HelenaDove · 14/04/2017 01:25

Peter, 40 odd years from now when wife no 6 is trying to help you on and off the commode, whether or not she has a few hairs on her legs will be the last thing on your mind.

Your biggest concern will likely be her upper body strength.

FreeNiki · 14/04/2017 01:43

FreeNiki where the fuck is that awful quote from?

No idea. I saw it on Facebook i think and saved it as it was so awful.

They probably believe life is like that

ButtonmushroomEx · 14/04/2017 10:24

I can't believe I missed this thread.....!

To be fair ladies, Jack was trying to tell us all of this years ago...we just didn't listen...

No wonder we're in such a mess these days.

Patsy99 · 14/04/2017 11:13

Funniest thread I've read for ages 💩💩💩 (no farting emoticon available, maybe we should design one for Peter).

peaceout · 14/04/2017 11:17

🌬 can be used at a push
Or💨
😄

VanillaSugar · 14/04/2017 12:16

Did Peter ever come back, or did he post the OP and run?

PoorYorick · 14/04/2017 12:19

He did a sequel but it wasn't as good as this one....I think the success got to his head and he fell into the trap of trying to do the same thing twice. MNHQ deleted it as, in their words, 'once is enough'.

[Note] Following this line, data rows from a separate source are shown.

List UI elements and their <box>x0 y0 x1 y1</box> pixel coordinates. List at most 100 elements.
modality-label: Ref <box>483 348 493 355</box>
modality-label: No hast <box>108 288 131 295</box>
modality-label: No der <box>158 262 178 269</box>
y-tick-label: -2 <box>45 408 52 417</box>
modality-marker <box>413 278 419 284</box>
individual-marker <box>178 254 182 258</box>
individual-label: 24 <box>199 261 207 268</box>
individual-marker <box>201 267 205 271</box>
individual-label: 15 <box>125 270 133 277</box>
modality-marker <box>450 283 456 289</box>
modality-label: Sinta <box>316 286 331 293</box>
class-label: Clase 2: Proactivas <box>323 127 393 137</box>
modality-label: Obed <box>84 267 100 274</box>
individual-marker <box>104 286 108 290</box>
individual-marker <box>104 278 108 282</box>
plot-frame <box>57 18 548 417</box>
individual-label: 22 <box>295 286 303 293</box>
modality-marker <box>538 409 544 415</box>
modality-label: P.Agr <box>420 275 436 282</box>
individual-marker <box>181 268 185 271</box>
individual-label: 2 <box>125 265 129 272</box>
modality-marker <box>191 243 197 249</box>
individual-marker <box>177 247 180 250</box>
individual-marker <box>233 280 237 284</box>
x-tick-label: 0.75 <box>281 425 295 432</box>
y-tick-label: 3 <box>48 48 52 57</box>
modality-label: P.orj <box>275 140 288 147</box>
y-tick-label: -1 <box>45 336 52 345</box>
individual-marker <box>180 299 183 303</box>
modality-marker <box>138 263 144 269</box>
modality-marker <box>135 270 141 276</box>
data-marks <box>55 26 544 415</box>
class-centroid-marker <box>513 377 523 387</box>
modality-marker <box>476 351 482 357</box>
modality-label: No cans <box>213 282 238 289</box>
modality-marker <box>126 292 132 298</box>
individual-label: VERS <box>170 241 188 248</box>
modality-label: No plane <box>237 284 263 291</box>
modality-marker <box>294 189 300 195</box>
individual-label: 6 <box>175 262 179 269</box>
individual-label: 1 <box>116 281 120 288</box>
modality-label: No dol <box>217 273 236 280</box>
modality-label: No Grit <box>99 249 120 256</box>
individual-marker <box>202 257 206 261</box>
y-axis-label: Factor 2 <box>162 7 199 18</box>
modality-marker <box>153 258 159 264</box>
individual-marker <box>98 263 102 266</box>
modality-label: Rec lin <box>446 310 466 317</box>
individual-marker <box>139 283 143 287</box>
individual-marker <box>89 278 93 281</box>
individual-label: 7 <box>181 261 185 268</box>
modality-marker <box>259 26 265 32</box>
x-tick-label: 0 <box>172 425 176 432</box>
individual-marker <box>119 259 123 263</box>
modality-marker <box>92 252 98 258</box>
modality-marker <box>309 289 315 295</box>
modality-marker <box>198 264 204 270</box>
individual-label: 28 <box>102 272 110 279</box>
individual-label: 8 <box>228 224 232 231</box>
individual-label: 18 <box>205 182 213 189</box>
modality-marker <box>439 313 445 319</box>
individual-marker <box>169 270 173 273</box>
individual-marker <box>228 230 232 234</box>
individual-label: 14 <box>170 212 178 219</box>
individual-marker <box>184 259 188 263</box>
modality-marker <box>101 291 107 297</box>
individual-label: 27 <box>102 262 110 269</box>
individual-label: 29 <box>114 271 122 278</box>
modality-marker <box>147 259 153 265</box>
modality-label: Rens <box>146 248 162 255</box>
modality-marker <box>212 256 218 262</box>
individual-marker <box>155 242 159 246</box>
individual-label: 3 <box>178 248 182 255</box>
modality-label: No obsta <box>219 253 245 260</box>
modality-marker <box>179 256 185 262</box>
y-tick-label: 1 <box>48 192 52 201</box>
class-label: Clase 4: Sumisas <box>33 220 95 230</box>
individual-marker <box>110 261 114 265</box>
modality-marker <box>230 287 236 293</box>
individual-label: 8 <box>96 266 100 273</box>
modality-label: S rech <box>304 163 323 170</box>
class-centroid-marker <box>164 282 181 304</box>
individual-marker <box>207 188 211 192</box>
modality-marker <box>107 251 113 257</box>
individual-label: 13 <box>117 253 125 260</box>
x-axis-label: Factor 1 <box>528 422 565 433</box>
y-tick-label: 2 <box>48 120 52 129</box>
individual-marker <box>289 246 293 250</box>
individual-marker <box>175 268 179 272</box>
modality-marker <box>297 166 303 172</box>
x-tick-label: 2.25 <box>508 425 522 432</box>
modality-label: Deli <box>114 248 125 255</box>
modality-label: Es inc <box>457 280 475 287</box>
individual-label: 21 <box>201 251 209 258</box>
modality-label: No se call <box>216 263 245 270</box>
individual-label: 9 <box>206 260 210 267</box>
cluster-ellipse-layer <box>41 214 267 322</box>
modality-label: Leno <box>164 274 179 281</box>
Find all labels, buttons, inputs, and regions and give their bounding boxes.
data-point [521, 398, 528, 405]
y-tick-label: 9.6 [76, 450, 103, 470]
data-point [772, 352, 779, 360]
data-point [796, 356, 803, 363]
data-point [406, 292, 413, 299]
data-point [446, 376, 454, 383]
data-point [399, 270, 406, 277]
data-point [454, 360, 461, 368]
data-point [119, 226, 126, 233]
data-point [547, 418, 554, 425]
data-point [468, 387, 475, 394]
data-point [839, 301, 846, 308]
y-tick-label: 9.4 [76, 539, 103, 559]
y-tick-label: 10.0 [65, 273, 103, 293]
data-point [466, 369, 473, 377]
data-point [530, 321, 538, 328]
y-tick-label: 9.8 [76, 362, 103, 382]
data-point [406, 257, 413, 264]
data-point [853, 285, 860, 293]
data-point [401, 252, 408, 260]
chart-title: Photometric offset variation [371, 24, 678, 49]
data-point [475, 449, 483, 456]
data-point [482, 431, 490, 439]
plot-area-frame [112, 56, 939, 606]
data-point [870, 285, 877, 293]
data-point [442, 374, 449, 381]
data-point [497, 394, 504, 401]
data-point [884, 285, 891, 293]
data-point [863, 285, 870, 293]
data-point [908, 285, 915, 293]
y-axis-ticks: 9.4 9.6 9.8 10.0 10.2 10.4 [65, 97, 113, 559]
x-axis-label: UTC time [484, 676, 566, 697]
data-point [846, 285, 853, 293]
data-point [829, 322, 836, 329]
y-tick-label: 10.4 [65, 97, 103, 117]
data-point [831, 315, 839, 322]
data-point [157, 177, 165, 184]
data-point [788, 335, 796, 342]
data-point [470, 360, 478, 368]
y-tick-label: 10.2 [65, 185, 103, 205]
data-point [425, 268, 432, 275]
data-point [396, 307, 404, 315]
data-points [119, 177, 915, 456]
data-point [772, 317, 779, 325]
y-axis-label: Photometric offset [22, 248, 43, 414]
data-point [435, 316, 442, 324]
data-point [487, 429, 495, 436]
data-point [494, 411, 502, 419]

So many good trolls fall into the trap of overkill and just repeating themselves. What he should have done, having set this character, would be to then pop up on threads here and there announcing that He Is A Man and can therefore End This Discussion By Giving His Opinion.

That would have been better.

FlyAwayPeter · 14/04/2017 14:11

Did Mrs P the Third get out? I was waiting here with hot sweet tea and blankets. And pom poms.

SassynSane · 14/04/2017 15:17

Last I saw she was busy drinking espresso martinis at MNHQ! You can't keep a good woman down for long! Grin

FlyAwayPeter · 14/04/2017 15:31

good for her! and drinking some Wine or Gin and eating Cake AND chocolate too.

CakesAreBiscuitsToo · 14/04/2017 15:39

A real live Neaderthal.

This is a great thread cheered me right up.